Spanien liegt in der FIFA-Rangliste knapp hinter Primus USA und vor Deutschland. Doch mit der Favoriten-Rolle kamen die Weltmeisterinnen bei Olympia in Paris nicht gut zurecht, im Halbfinale gegen Brasilien und im Spiel um Bronze gegen das deutsche Team setzte es Niederlagen.

Der Euphorie in Spanien tat es aber keinen Abbruch. Der Frauenfußball hat dort enorm an Bedeutung gewonnen und bricht Zuschauer- und Besucherrekorde. In der Woche vor der EM wurde die Nationalelf sogar von Königin Letizia in den Zarzuela-Palast eingeladen. 

Vor der EM in der Schweiz empfing Königin Letizia die spanische Nationalelf.

Vor der EM in der Schweiz empfing Königin Letizia die spanische Nationalelf.

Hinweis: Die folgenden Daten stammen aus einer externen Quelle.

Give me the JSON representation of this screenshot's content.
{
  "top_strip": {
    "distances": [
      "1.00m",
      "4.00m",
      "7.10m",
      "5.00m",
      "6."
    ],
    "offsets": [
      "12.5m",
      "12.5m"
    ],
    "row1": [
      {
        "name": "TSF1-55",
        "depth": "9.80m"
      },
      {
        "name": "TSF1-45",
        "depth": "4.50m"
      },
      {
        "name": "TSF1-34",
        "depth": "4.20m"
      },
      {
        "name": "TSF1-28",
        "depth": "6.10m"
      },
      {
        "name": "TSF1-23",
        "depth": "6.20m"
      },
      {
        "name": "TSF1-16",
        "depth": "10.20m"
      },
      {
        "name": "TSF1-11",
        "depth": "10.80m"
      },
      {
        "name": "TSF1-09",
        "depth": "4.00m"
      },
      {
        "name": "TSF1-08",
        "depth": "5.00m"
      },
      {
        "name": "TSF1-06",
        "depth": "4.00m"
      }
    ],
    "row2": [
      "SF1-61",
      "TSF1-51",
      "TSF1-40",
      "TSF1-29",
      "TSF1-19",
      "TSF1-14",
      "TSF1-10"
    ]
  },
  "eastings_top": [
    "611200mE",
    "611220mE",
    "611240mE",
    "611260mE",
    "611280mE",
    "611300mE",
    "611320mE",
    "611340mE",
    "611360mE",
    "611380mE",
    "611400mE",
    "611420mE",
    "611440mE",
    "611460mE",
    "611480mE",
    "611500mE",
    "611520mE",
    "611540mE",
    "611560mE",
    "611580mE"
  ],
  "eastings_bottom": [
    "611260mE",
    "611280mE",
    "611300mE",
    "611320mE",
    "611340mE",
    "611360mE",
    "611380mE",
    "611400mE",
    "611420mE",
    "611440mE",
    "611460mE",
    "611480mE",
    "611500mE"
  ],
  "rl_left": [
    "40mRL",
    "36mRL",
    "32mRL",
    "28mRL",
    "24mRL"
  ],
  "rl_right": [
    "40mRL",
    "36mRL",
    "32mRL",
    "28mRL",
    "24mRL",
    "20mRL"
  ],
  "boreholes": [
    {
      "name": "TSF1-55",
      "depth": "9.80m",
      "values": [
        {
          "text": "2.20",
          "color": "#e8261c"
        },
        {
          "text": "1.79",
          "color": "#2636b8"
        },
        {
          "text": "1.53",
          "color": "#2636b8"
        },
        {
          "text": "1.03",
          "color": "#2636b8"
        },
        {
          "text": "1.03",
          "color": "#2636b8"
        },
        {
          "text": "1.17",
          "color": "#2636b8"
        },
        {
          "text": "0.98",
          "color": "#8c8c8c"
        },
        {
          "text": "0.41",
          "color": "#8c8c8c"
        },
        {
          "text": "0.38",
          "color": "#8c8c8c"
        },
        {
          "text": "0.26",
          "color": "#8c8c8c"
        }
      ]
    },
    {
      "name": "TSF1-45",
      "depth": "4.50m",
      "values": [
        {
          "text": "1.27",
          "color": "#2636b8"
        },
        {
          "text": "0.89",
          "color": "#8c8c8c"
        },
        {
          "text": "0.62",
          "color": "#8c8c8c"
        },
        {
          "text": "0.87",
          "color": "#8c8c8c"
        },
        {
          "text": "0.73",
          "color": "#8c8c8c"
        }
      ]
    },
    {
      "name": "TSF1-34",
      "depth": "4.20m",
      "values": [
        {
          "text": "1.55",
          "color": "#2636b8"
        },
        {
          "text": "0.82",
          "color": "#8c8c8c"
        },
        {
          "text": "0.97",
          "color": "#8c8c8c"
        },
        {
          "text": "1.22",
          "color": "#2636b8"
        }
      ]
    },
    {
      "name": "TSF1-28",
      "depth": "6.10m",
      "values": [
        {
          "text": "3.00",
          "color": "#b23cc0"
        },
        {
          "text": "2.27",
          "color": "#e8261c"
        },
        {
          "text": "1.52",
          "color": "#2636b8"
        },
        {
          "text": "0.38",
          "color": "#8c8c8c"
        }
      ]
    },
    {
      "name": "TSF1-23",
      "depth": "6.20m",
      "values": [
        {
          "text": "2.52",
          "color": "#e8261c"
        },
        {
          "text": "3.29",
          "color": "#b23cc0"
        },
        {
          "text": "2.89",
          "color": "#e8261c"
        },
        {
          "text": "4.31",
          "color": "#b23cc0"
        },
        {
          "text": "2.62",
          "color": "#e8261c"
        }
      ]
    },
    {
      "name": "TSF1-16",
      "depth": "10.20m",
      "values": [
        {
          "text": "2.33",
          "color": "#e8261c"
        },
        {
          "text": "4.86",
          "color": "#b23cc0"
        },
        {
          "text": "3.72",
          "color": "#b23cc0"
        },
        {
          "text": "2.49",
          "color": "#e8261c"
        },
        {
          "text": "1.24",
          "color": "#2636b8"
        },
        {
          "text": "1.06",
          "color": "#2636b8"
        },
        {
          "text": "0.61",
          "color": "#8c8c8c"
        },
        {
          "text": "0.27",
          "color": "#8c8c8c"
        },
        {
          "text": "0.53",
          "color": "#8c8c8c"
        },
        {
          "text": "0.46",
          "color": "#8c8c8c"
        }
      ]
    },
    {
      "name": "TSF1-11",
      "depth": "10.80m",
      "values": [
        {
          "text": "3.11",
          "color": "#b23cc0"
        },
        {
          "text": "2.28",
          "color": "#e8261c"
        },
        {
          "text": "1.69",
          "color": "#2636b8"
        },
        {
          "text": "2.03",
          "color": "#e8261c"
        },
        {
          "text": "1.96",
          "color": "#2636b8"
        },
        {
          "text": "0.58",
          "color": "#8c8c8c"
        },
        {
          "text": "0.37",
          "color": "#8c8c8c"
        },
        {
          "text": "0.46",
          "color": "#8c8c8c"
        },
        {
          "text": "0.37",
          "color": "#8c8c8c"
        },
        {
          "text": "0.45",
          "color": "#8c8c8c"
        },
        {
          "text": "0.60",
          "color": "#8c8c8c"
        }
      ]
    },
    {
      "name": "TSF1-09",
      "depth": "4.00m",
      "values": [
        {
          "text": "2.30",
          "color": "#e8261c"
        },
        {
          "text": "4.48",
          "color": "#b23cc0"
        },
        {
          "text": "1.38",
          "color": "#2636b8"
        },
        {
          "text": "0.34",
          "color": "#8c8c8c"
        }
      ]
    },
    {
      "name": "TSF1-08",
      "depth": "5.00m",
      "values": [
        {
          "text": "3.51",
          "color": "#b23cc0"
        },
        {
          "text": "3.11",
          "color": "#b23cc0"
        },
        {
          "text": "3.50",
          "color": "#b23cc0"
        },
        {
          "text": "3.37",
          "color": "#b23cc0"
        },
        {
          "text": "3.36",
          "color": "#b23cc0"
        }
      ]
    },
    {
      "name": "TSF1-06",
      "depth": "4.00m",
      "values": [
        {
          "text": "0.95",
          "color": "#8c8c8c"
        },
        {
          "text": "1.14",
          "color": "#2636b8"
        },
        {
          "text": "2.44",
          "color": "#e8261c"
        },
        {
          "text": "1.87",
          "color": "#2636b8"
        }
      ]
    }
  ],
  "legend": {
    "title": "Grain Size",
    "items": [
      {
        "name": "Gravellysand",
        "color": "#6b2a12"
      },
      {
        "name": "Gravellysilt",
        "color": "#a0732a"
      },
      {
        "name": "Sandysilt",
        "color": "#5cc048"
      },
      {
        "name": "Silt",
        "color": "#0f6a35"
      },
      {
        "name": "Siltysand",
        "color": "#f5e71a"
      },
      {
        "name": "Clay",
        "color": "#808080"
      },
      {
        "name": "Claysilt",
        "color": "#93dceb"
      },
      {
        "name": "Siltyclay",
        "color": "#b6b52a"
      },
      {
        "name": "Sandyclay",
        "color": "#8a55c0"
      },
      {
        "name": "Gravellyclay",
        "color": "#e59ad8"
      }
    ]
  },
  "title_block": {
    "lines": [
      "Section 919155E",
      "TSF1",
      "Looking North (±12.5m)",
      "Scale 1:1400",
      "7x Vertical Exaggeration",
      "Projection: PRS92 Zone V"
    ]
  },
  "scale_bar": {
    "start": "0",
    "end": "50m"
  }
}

Auftakt gegen Portugal: Richtungsweisender Gradmesser

Portugal gilt am Donnerstag (21.00 Uhr/ZDF) im Auftaktspiel Spaniens in der Gruppe B, in der auch Belgien und Italien sind, als machbarer Gegner. In der Nations League hatte „La Roja“ die Portugiesinnen im April mit 7:1 deklassiert. Das klare Ziel der Selección lautet: mindestens Halbfinale – und hoffentlich viel mehr. (dpa)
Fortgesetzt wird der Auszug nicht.